For Tom and Susie, and so many others, there need not be investment solely in a single spoke, need not choose sides, but choice to travel the many spokes.  For Tom and Susie Yellowtail they could effectively dance the varied paths, the many spokes, when acknowledging the indispensable and interdependent relationship of the many dances within the inexorable, greater whole, the anchoring hub and encompassing rim, while at the same time distinguishing the unique integrity and the separate significance of each of the many dances, discerning on which path it is appropriate to dance this or that dance, each way of knowing and experiencing the world, each spoke. They can effectively dance when acknowledging the anchoring hub and distinguishing the many spokes.  Without such, there would be little turning of the Wheel.   

As we have noted, the Apsáalooke term for a clan is appropriately, ashammaléaxia, “as driftwood lodges,” the social unit comprised of several matrilineally-related, extended families.  It's a term with broad application.  Imagine looking out onto the Bighorn River.  Individual pieces of driftwood don't do well in the fast moving currents, bashed against a boulder there, and submerged in an eddy here.  But there along the river's bank the driftwood is lodged into a large bundle, each of the many logs of driftwood in critical relationship with another, each supporting one another, the whole enduring well in that turbulent river of life.  And what can bind the driftwood so tightly is a relationship expressed broadly by the Apsáalooke practice of ammaakée, “give away” – of giving to and sharing with others, with all those in need.

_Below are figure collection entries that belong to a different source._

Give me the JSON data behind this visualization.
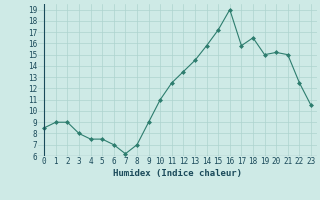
{
  "x": [
    0,
    1,
    2,
    3,
    4,
    5,
    6,
    7,
    8,
    9,
    10,
    11,
    12,
    13,
    14,
    15,
    16,
    17,
    18,
    19,
    20,
    21,
    22,
    23
  ],
  "y": [
    8.5,
    9.0,
    9.0,
    8.0,
    7.5,
    7.5,
    7.0,
    6.2,
    7.0,
    9.0,
    11.0,
    12.5,
    13.5,
    14.5,
    15.8,
    17.2,
    19.0,
    15.8,
    16.5,
    15.0,
    15.2,
    15.0,
    12.5,
    10.5
  ],
  "line_color": "#2d7d6e",
  "marker": "D",
  "marker_size": 2,
  "bg_color": "#ceeae6",
  "grid_color": "#aed4cf",
  "xlabel": "Humidex (Indice chaleur)",
  "ylim": [
    6,
    19.5
  ],
  "xlim": [
    -0.5,
    23.5
  ],
  "yticks": [
    6,
    7,
    8,
    9,
    10,
    11,
    12,
    13,
    14,
    15,
    16,
    17,
    18,
    19
  ],
  "xticks": [
    0,
    1,
    2,
    3,
    4,
    5,
    6,
    7,
    8,
    9,
    10,
    11,
    12,
    13,
    14,
    15,
    16,
    17,
    18,
    19,
    20,
    21,
    22,
    23
  ],
  "tick_fontsize": 5.5,
  "xlabel_fontsize": 6.5,
  "tick_color": "#1a4a5a",
  "xlabel_color": "#1a4a5a"
}
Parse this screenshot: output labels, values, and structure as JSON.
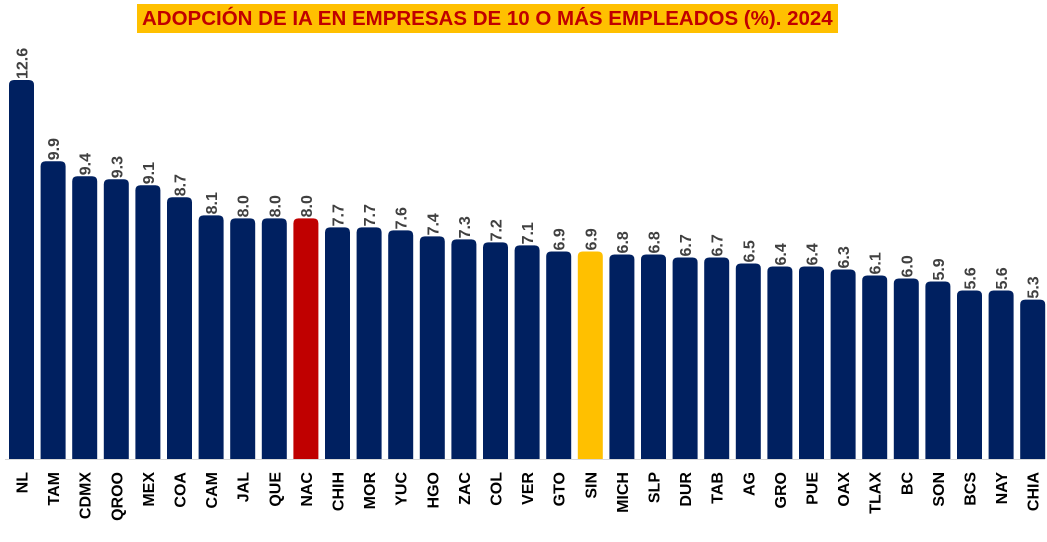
{
  "chart_data": {
    "type": "bar",
    "title": "ADOPCIÓN DE IA EN EMPRESAS DE 10 O MÁS EMPLEADOS (%). 2024",
    "xlabel": "",
    "ylabel": "",
    "ylim": [
      0,
      12.6
    ],
    "grid": false,
    "categories": [
      "NL",
      "TAM",
      "CDMX",
      "QROO",
      "MEX",
      "COA",
      "CAM",
      "JAL",
      "QUE",
      "NAC",
      "CHIH",
      "MOR",
      "YUC",
      "HGO",
      "ZAC",
      "COL",
      "VER",
      "GTO",
      "SIN",
      "MICH",
      "SLP",
      "DUR",
      "TAB",
      "AG",
      "GRO",
      "PUE",
      "OAX",
      "TLAX",
      "BC",
      "SON",
      "BCS",
      "NAY",
      "CHIA"
    ],
    "values": [
      12.6,
      9.9,
      9.4,
      9.3,
      9.1,
      8.7,
      8.1,
      8.0,
      8.0,
      8.0,
      7.7,
      7.7,
      7.6,
      7.4,
      7.3,
      7.2,
      7.1,
      6.9,
      6.9,
      6.8,
      6.8,
      6.7,
      6.7,
      6.5,
      6.4,
      6.4,
      6.3,
      6.1,
      6.0,
      5.9,
      5.6,
      5.6,
      5.3
    ],
    "colors": {
      "default": "#002060",
      "NAC": "#C00000",
      "SIN": "#FFC000",
      "title_bg": "#FFC000",
      "title_text": "#C00000",
      "value_label": "#404040"
    }
  }
}
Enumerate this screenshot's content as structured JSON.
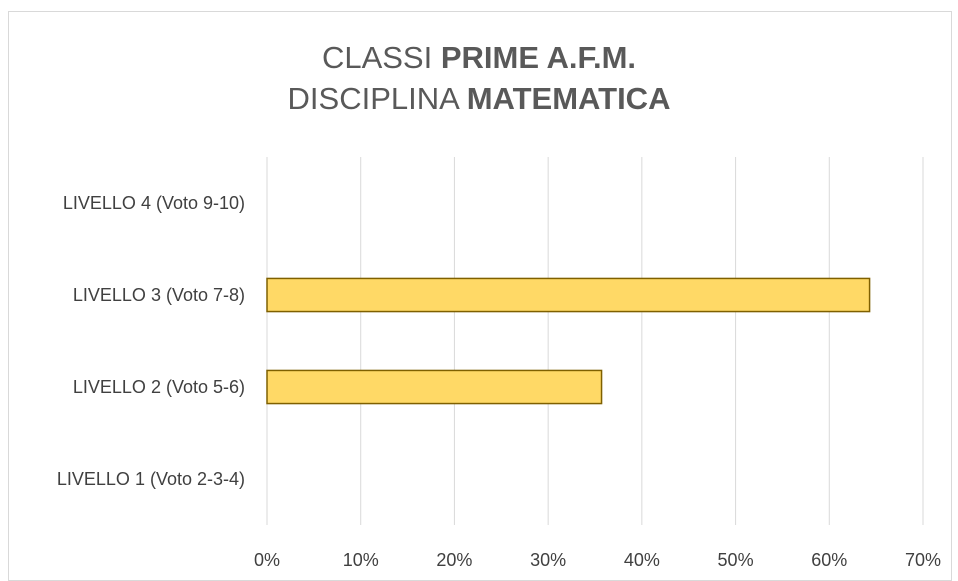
{
  "chart_data": {
    "type": "bar",
    "orientation": "horizontal",
    "title": {
      "line1_prefix": "CLASSI ",
      "line1_bold": "PRIME A.F.M.",
      "line2_prefix": "DISCIPLINA ",
      "line2_bold": "MATEMATICA"
    },
    "categories": [
      "LIVELLO 4 (Voto 9-10)",
      "LIVELLO 3 (Voto 7-8)",
      "LIVELLO 2 (Voto 5-6)",
      "LIVELLO 1 (Voto 2-3-4)"
    ],
    "values": [
      0,
      0.643,
      0.357,
      0
    ],
    "xlim": [
      0,
      0.7
    ],
    "x_ticks": [
      0,
      0.1,
      0.2,
      0.3,
      0.4,
      0.5,
      0.6,
      0.7
    ],
    "x_tick_labels": [
      "0%",
      "10%",
      "20%",
      "30%",
      "40%",
      "50%",
      "60%",
      "70%"
    ],
    "grid": true,
    "legend": "none",
    "bar_color": "#ffd966",
    "bar_edge_color": "#7f6000",
    "grid_color": "#d9d9d9"
  }
}
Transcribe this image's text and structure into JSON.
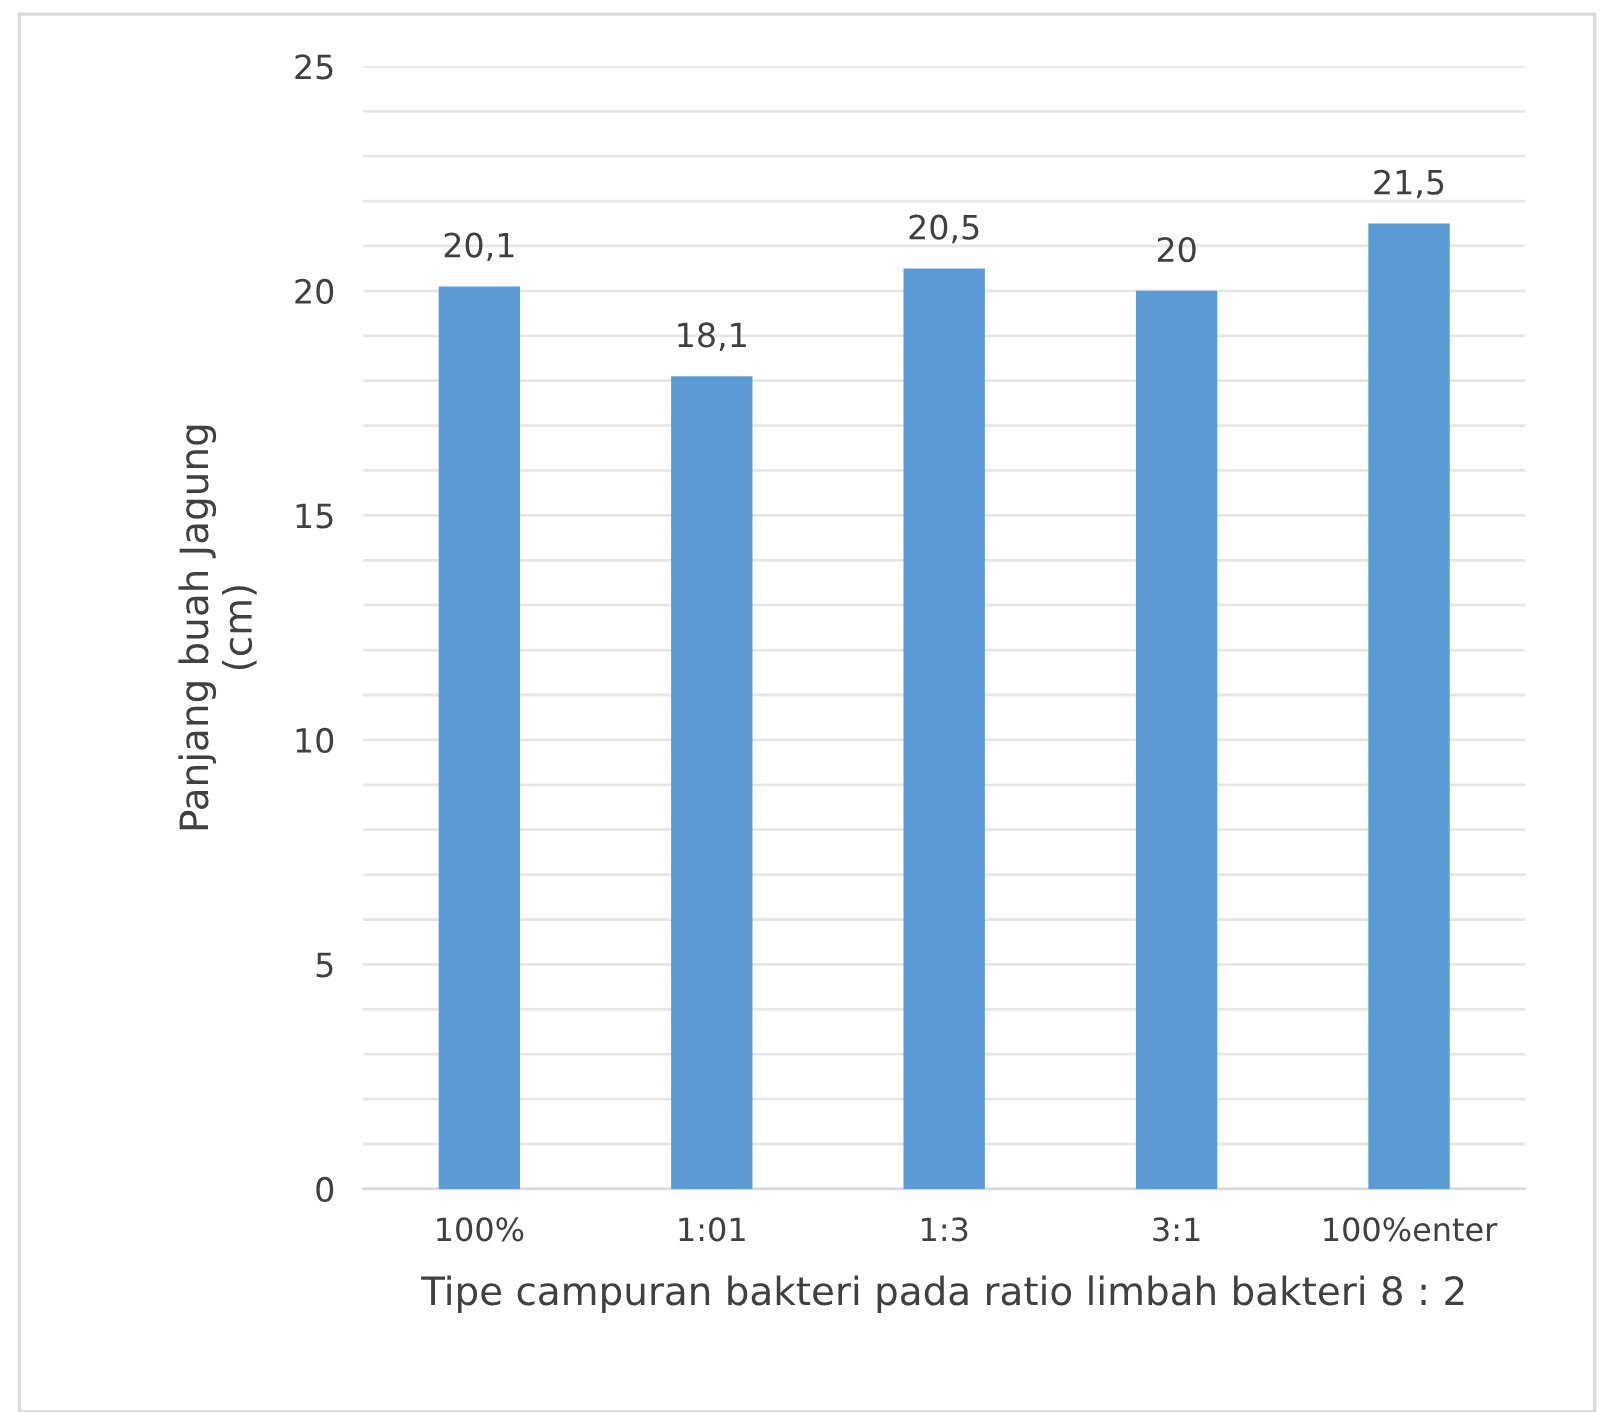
{
  "chart_data": {
    "type": "bar",
    "xlabel": "Tipe campuran bakteri pada ratio limbah bakteri 8 : 2",
    "ylabel": "Panjang buah Jagung\n(cm)",
    "categories": [
      "100%",
      "1:01",
      "1:3",
      "3:1",
      "100%enter"
    ],
    "values": [
      20.1,
      18.1,
      20.5,
      20,
      21.5
    ],
    "value_labels": [
      "20,1",
      "18,1",
      "20,5",
      "20",
      "21,5"
    ],
    "color": "#5b9bd5",
    "ylim": [
      0,
      25
    ],
    "yticks": [
      0,
      {
        "value": 1,
        "label": null
      },
      {
        "value": 2,
        "label": null
      },
      {
        "value": 3,
        "label": null
      },
      {
        "value": 4,
        "label": null
      },
      5,
      {
        "value": 6,
        "label": null
      },
      {
        "value": 7,
        "label": null
      },
      {
        "value": 8,
        "label": null
      },
      {
        "value": 9,
        "label": null
      },
      10,
      {
        "value": 11,
        "label": null
      },
      {
        "value": 12,
        "label": null
      },
      {
        "value": 13,
        "label": null
      },
      {
        "value": 14,
        "label": null
      },
      15,
      {
        "value": 16,
        "label": null
      },
      {
        "value": 17,
        "label": null
      },
      {
        "value": 18,
        "label": null
      },
      {
        "value": 19,
        "label": null
      },
      20,
      {
        "value": 21,
        "label": null
      },
      {
        "value": 22,
        "label": null
      },
      {
        "value": 23,
        "label": null
      },
      {
        "value": 24,
        "label": null
      },
      25
    ],
    "grid": "y",
    "legend": false
  }
}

The Wheel-ashammaléaxia metaphor has facilitated the separate integrity of each of the many while embedding them within an interdependency of the greater whole.  The Wheel-ashammaléaxia can thus provide a map for traveling the many paths without dilemma, without having to make an either-or choice.  It’s a map that can chart a course, a map that can create a path, when done with “competence.”  It’s a map of the world, brought to life in deed and action, embedded by values of inclusion, of interconnection, of equality.  Regardless of how seemingly irrevocably distinct from the other, the varied paths we encounter can be traveled without threat of their mutual exclusivity.

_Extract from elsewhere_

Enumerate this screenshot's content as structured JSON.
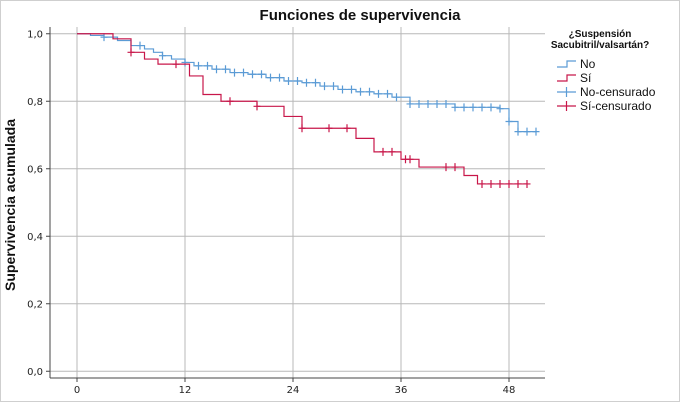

But it is a matter of knowing your map, of knowing its terrain.  For Tom and Susie there was a critical competency in knowing which context and setting to be a devout Christian and a sincere Sundancer, a skilled nurse, and a spiritual healer.  Knowing the map goes beyond just acknowledging or even just respecting the distinctions of the spokes; its hard work, it takes effort.  Tom and Susie repeatedly demonstrated their capacities to effectively converse and communicate with Baptist parishioners, with Sundancer participants, and with Indian Health Service practitioners alike, of applying the subtle etiquette, nuances and languages of each.   While such distinct communities, Tom and Susie worked with the members of each so easily, always in collaboration, helping sustain their respective “Little Brown Church,” Sundance Lodges, and IHC Hospital communities, without “mutual exclusivity.”  It was little wonder that Tom, as Alan Old Horn, were at ease incorporating overtly Euro-American images to convey essential and nuanced Indigenous meanings, that of the “tin shed” and even a colonial-laden “wagon wheel.”  It’s a competency in knowing that only when the individual logs of driftwood are kept distinct and strong in relation to the others does the lodged driftwood survive.